Patek Philippe 5059G Perpetual Calendar "Saatchi" Review
Published on 7/8/2026

The perpetual calendar is a thing of beauty. It shows the passing of time well beyond the hours, compensates for oddities such as months of differing lengths and leap years, and even shows the phases of the moon. It’s a breathtaking fusion of math, micromechanics, and the quirks and vicissitudes of the Gregorian calendar, rendered in mechanical form on the wrist.
No watchmaker offers a finer perpetual calendar than Patek Philippe, whose 5059 showcased the maison’s proud heritage of the complication when it was introduced in 1998. Patek Philippe developed the 315 S-QR self-winding movement with perpetual calendar and retrograde date hand, then placed it within a hinged officer’s case, made by master case maker Guillod & Cie in La Chaux-de-Fonds.

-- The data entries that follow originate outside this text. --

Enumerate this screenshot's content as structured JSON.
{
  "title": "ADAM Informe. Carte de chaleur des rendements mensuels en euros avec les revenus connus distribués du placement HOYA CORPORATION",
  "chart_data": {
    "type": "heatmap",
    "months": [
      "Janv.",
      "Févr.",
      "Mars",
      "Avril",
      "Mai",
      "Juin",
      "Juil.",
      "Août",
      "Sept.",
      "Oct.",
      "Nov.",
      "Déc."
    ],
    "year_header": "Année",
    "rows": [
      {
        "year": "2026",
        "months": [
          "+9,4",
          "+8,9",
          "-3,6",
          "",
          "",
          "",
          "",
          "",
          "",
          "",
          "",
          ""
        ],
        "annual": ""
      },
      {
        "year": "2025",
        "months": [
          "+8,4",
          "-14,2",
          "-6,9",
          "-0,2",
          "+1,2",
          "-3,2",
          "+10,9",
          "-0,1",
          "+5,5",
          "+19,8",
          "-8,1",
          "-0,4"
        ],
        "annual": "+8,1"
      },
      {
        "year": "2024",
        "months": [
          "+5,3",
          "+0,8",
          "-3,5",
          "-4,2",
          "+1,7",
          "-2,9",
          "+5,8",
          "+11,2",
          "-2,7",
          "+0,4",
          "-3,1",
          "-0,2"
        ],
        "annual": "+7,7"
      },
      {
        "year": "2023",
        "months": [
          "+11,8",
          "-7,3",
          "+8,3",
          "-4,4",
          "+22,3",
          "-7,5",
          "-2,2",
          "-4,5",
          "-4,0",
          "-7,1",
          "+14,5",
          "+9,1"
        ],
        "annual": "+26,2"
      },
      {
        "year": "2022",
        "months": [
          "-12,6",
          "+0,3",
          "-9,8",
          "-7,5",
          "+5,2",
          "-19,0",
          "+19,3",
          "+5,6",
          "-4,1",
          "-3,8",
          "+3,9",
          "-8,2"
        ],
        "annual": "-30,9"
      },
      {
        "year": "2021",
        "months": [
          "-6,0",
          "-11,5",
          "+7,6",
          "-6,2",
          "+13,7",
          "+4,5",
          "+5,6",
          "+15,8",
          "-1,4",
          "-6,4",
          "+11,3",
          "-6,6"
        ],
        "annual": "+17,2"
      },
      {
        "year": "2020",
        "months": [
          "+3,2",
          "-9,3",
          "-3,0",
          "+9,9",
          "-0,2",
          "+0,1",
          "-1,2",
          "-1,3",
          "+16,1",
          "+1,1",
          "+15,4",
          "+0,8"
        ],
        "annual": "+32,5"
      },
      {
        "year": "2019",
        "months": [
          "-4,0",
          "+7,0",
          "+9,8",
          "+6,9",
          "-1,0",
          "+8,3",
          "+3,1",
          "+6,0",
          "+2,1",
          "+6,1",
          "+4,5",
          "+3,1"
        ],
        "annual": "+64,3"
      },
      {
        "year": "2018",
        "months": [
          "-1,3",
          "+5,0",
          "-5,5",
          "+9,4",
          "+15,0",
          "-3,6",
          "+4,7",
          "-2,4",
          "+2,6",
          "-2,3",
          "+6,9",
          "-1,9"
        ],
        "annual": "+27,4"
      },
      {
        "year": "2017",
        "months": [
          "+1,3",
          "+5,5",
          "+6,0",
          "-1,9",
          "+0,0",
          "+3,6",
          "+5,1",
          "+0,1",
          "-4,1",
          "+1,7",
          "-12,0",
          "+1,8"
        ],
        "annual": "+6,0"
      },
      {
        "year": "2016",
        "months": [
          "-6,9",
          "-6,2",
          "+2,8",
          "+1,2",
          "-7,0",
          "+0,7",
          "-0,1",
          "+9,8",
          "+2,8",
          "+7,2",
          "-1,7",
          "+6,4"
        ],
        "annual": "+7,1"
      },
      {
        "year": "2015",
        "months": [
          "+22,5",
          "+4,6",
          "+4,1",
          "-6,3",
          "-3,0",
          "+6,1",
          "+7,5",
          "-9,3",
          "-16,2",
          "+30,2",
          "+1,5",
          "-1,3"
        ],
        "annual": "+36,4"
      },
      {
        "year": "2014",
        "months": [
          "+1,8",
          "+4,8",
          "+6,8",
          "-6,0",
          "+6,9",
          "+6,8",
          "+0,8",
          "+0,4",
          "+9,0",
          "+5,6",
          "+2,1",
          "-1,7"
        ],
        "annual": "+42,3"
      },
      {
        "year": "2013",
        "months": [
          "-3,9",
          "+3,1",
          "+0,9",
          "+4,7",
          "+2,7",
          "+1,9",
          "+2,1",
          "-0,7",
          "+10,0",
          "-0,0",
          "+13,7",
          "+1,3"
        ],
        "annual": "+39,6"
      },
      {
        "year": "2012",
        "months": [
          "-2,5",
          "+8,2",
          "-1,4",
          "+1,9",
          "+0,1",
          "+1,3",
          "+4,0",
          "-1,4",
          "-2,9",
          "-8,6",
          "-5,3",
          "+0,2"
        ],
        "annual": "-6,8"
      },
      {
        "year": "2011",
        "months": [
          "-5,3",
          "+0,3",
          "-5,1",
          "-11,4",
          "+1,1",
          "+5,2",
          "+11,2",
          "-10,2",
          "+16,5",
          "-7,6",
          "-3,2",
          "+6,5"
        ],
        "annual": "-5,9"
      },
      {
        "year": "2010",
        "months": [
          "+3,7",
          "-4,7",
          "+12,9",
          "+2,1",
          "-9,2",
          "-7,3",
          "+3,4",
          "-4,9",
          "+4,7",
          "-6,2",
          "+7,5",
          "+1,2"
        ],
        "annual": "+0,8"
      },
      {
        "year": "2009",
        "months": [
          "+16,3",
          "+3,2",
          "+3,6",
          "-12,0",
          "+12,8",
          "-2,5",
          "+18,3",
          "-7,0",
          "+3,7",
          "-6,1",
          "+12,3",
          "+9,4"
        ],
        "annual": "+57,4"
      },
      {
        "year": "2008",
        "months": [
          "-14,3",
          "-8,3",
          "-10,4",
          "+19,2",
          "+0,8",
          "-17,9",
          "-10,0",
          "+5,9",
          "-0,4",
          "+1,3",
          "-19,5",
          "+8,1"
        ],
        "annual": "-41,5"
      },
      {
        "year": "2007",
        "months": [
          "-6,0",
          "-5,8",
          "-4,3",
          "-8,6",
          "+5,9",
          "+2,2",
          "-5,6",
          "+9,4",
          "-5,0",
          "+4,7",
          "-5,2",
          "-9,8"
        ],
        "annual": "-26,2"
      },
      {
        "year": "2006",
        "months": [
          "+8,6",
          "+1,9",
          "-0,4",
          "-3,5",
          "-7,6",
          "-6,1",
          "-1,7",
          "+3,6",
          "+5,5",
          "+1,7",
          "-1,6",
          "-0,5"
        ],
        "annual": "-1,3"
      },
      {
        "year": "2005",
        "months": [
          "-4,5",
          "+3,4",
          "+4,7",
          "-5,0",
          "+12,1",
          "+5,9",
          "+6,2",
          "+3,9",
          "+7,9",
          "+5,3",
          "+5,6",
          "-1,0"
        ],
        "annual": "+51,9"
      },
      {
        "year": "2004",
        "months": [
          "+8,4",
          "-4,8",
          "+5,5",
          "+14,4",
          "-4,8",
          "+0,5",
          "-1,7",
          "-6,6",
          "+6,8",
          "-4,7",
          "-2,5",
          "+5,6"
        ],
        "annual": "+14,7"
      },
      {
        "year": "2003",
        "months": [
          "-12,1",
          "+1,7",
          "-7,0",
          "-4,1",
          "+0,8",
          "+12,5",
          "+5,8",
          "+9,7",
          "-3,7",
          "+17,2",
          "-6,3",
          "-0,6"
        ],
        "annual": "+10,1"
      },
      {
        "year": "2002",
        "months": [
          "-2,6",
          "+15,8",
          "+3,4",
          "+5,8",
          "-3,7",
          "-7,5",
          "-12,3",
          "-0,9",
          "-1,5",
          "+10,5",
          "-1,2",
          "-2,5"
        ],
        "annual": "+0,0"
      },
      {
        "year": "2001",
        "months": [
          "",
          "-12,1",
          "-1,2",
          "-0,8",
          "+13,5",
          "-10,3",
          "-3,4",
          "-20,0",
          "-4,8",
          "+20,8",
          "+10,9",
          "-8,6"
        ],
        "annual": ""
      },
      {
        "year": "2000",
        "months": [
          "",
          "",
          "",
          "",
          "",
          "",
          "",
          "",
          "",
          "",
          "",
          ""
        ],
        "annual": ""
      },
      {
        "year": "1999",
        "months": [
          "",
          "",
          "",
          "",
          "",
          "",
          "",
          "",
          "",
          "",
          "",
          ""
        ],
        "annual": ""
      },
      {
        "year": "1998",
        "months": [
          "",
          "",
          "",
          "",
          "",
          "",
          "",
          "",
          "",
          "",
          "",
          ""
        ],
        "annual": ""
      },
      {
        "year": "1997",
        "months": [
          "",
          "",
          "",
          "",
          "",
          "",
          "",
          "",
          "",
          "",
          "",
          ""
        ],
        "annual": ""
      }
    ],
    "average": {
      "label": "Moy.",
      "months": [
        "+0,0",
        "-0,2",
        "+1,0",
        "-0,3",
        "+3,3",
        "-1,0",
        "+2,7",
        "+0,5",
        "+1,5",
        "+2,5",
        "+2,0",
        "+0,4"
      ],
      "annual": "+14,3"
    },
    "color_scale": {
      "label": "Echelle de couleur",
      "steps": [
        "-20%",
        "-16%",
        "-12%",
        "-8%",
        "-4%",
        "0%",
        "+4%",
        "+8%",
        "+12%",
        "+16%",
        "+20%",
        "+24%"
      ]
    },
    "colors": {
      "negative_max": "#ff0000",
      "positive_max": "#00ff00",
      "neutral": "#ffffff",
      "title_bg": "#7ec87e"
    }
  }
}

After a run of just 1,400 pieces, the 5059 went out of production in 2006. But in the watch world, what is dead can never die; in 2018, the model was revived as part of a limited Vintage Collection series in partnership with the London-based Saatchi Gallery. It’s powered by the automatic calibre 324 S QR, which runs the gamut of perpetual calendar functions, packing a retrograde date, day/night indicator, moonphase, leap year, and sweep seconds within an astonishingly compact 36mm white gold case.
While salmon dials have made a comeback in recent years, this specific shade was part of the first wave of the trend: a reflection of the “tropic” look found on truly vintage watches whose dials have aged over time. If you wear your perpetual calendar every day until the year 2100 (when the false leap year will throw a wrench into the works of our familiar calendar system), you just might be able to achieve the same effect.
For Patek Philippe collectors and perpetual calendar aficionados alike, the revival of a neo-vintage movement paired with the allure of a high-level complication from one of the world’s foremost practitioners is a pretty compelling argument to add it to the collection.